Ballerino v The Racecourse Association Ltd
Why the case matters
With protection for pregnant women in a redundancy situation having recently been extended, it is more important than ever for employers to understand their obligations and potential liability in this complex area. In brief:
- A woman is protected from pregnancy discrimination under the Equality Act 2010 (for this she does not need a comparator, she just needs to establish unfavourable treatment because of pregnancy).
- Special protection is afforded to pregnant women, and for a period of 18 months after their expected week of childbirth. If their role becomes redundant, they have the right to be offered a suitable alternative vacancy, without the need for a competitive interview.
- Failure to offer a suitable alternative will constitute sex discrimination and is likely to give rise to a claim for automatic unfair dismissal under ERA 1996.
The case considered below illustrates possible pitfalls for employers, where they are seeking to make changes to a woman's role when she is on maternity leave. It also illustrates how even employment tribunals can fail to navigate this area correctly, with the case having to be remitted for reconsideration due to an error in the employment tribunal's approach.
Facts
The claimant was employed as a financial accountant 40 days per year. Being pregnant when she applied for the role, she went on maternity leave roughly 4 months into the role. While she was on maternity leave, her employer replaced her role, creating a full-time role of business and financial analyst; this absorbed the claimant's duties but also contained other strategic elements. The claimant was invited to accept a draft settlement agreement to bring an end to her employment, whilst also being told she could apply for the new role. When the parties could not agree on a way forward, she was dismissed.
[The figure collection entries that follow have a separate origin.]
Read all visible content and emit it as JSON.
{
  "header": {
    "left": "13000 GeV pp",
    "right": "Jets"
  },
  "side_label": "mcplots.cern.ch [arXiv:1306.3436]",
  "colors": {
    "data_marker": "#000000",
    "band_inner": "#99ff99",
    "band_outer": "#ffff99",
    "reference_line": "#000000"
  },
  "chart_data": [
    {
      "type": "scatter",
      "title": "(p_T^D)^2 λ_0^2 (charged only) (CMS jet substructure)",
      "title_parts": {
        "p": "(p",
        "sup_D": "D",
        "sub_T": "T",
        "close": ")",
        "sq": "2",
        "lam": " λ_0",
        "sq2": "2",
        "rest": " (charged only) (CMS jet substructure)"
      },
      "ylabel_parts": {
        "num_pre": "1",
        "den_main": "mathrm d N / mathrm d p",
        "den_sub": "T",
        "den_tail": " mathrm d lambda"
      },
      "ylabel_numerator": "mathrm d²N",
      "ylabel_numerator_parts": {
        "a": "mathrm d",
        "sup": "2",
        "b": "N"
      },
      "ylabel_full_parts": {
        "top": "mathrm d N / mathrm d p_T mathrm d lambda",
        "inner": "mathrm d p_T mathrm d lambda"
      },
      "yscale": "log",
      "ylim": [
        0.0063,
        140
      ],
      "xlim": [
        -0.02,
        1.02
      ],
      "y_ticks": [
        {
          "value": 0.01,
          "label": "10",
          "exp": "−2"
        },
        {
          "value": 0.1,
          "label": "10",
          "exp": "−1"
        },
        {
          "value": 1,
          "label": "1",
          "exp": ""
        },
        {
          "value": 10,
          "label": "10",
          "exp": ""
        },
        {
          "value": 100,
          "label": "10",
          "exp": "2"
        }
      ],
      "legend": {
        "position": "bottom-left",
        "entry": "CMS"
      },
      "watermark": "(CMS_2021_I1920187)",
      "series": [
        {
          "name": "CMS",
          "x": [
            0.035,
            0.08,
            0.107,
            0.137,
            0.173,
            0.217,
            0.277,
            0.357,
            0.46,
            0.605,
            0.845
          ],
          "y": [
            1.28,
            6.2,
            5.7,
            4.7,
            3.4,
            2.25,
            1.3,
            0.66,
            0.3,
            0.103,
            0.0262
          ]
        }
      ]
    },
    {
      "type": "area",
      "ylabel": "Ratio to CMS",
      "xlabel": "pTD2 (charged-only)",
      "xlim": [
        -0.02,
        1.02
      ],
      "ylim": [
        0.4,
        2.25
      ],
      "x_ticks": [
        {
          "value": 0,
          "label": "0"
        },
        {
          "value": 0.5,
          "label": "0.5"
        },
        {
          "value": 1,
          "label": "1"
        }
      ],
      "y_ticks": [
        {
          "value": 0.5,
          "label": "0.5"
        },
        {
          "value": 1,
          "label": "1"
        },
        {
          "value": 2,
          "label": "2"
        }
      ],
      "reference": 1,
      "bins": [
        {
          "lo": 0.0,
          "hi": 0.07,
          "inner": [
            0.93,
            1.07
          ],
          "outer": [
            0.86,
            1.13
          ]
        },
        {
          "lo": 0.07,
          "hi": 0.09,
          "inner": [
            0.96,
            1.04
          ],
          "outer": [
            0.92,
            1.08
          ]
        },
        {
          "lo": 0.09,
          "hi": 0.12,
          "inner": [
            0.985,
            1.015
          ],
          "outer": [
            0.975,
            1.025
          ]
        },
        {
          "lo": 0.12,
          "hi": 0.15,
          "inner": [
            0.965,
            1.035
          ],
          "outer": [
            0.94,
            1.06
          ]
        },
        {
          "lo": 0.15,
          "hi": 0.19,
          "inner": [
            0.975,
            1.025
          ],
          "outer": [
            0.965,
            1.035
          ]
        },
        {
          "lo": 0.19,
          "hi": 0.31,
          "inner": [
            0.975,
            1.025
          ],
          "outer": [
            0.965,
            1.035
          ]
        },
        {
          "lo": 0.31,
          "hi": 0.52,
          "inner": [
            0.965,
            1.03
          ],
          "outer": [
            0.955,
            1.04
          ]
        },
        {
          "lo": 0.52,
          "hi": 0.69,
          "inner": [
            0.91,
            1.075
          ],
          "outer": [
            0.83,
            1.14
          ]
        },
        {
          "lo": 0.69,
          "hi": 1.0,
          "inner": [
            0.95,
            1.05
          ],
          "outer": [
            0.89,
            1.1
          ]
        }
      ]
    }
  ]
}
The claimant brought a claim for pregnancy discrimination and automatic unfair dismissal. An employment tribunal accepted the employer's explanation that the claimant's role had been made redundant so did not uphold the discrimination claim. It also decided that the new role was not a suitable alternative vacancy within the meaning of the relevant regulations since it was a more strategic role. The claimant appealed to the EAT.
Decision
The EAT remitted the case, finding that the employment tribunal had erred in its approach. It had not considered the issue of whether there was a redundancy in a structured way, rather it had decided this as a matter of impression. The EAT noted that a business reorganisation may entail a redundancy but will not necessarily do so. It is important to return to the statutory definition of redundancy in section 139 ERA 1996 before considering whether the obligation to offer a suitable alternative vacancy is triggered. Also, it is not necessarily the case that a fuller role, with more responsibilities, will always be 'unsuitable' and the tribunal should have scrutinised this more aspect more carefully.
Comment
This case illustrates a basic point, that employers must tread very carefully, regardless of business disruption, where a woman goes on maternity leave shortly after commencing employment. As the ECJ case of Tele Danmark illustrated some years ago, the protection afforded to pregnant employees is very strong. In that case, it was discriminatory to dismiss a woman who would have been absent for the whole of her fixed-term contract, it was irrelevant that other employees might have been treated in a similar way or that the resources of the employer made it difficult to cope with her absence. Having said that, employers should not avoid genuine reorganisations or redundancies, simply because someone is on maternity leave or has recently returned. The distinction between a reorganisation and redundancy can often be difficult to understand, even for qualified lawyers, so advice should be sought in this area. It is also worth noting that the new Government has pledged to strengthen protection for pregnant women in future.